Dopo che il comitato organizzatore, presieduto da Bruno Roghi, direttore de “La Gazzetta dello Sport”, aveva nel 1946 portato il Giro d'Italia da Milano a Napoli, l'anno successivo, con la Repubblica nata e consolidata che si avviava verso il varo della Costituzione, la carovana fece un giro ad anello partito e concluso nella città ambrosiana e arrivato a toccare Pescara, Foggia, Bari nel Sud d'Italia. Montanelli la seguì sfruttando il Giro per raccontare l'Italia dell'epoca e i suoi protagonisti. Gino Bartali, il suo corridore favorito, veniva nelle cronache paragonato a Alcide de Gasperi. L'uomo conservatore da prendere come simbolo. Fausto Coppi fu raccontato come l'emblema di un'Italia esuberante e moderna, sicuramente dinamica ma dissacrante nei valori tradizionali. Retaggio della lettura di un dualismo che vedeva il "comunista" Coppi da un lato e il "democristiano" Bartali dall'altro. "

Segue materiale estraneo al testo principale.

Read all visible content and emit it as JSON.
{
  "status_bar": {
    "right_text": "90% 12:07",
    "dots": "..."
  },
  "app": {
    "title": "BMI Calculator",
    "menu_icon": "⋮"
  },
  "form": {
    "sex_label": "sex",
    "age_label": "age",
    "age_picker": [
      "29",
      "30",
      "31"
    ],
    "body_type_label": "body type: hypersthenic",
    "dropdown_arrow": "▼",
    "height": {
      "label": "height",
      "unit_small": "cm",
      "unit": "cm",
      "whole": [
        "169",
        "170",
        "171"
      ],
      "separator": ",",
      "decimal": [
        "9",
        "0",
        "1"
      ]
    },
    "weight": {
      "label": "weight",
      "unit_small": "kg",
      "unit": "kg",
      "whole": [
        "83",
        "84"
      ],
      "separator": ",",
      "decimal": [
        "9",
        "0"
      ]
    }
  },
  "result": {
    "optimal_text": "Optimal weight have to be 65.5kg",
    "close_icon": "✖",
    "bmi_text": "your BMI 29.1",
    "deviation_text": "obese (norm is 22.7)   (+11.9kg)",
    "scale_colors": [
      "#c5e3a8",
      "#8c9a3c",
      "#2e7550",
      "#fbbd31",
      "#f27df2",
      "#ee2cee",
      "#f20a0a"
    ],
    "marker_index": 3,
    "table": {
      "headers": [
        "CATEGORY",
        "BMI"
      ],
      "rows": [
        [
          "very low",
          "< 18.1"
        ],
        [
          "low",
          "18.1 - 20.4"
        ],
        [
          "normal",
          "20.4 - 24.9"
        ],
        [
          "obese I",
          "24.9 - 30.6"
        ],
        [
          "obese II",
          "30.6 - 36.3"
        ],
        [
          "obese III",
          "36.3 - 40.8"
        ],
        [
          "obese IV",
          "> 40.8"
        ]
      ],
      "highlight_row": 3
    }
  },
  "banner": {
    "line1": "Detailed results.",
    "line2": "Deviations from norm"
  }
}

Nelle parole di Montanelli spicca spesso il richiamo alla festa del Giro. "Il Giro non ha date, ogni giorno è domenica", soleva ricordare in continuazione mettendo la carovana dei "girini", dilettanti allenati nel tempo libero in larga misura, in parallelo alla folla che tappa dopo tappa si incontrava. Ex militari vestiti di tutto punto a picchetto d'onore dei corridori, agricoltori che salutavano i ciclisti innalzando al cielo polli infilazati allo spiedo, madri con bambini, anziani memori del Giro dei tempi eroici: le parole di Montanelli distillano l'Italia profonda pedalata dopo pedalata. Il Giro per Montanelli era "saragatiano", un richiamo a Giuseppe Saragat ritenuto il politico capace di mediare di più tra borghesia e socialdemocrazia, tra conservazione e modernità.
I pedalatori con cui Montanelli ha di più solidarizzato sono però i gregari e gli oscuri pedalatori del plotone, al servizio dei capitani. Oppure addirittura gli "anarchici" come Filippo Scaramuzzi, un cittadino di San Giovanni Rotondo che nel 1948, durante la tappa arrivata a Foggia, partì da casa e pedalò per diversi chilometri al ritmo dei migliori, ignorando gli avvertimenti della giuria di uscire dal tracciato. O i fuggitivi di giornata che cercavano momenti di gloria. Spesso contrastati dagli allungamenti delle tappe imposte da ragioni "turistiche": "Chi ha suggerito agli organizzatori del Giro di far concludere questa tappa in modo da farla somigliare a una escursione Baedeker?", scriveva Indro da Fucecchio il 21 maggio 1947 dopo che la tappa conclusasi a Roma aveva visto Augusto Menon, un riottoso gregario all'attacco, ripreso sui Fori Imperiali.
L'anarco-conservatore Montanelli amava, in cuor suo, i pedalatori che riuscivano a sgusciare dagli ordini di scuderia. "Gran ventura per l'umanità è che qualche anarchico sopravviva ancora", scrisse lo stesso giorno invitando gli italiani a ribellarsi alla "dittatura dei capitani". "Italiani, siate ribelli! Siate ribelli sempre" scrisse Montanelli dalla sua Olivetti portatile Lettera 22 un anno dopo, in seguito a un'altra occasione di fuga riassorbita del gruppo, a monito della necessità di difendere il valore sportivo e individuale del Giro. Valori borghesi di cui si è sempre fatto portatore.
Ma anche, in un certo senso, la riconqusitata libertà del Paese. Cosa che non avrebbe cessato di proteggere nel restante mezzo secolo che lo vide principe del giornalismo italiano e fondatore della nostra testata.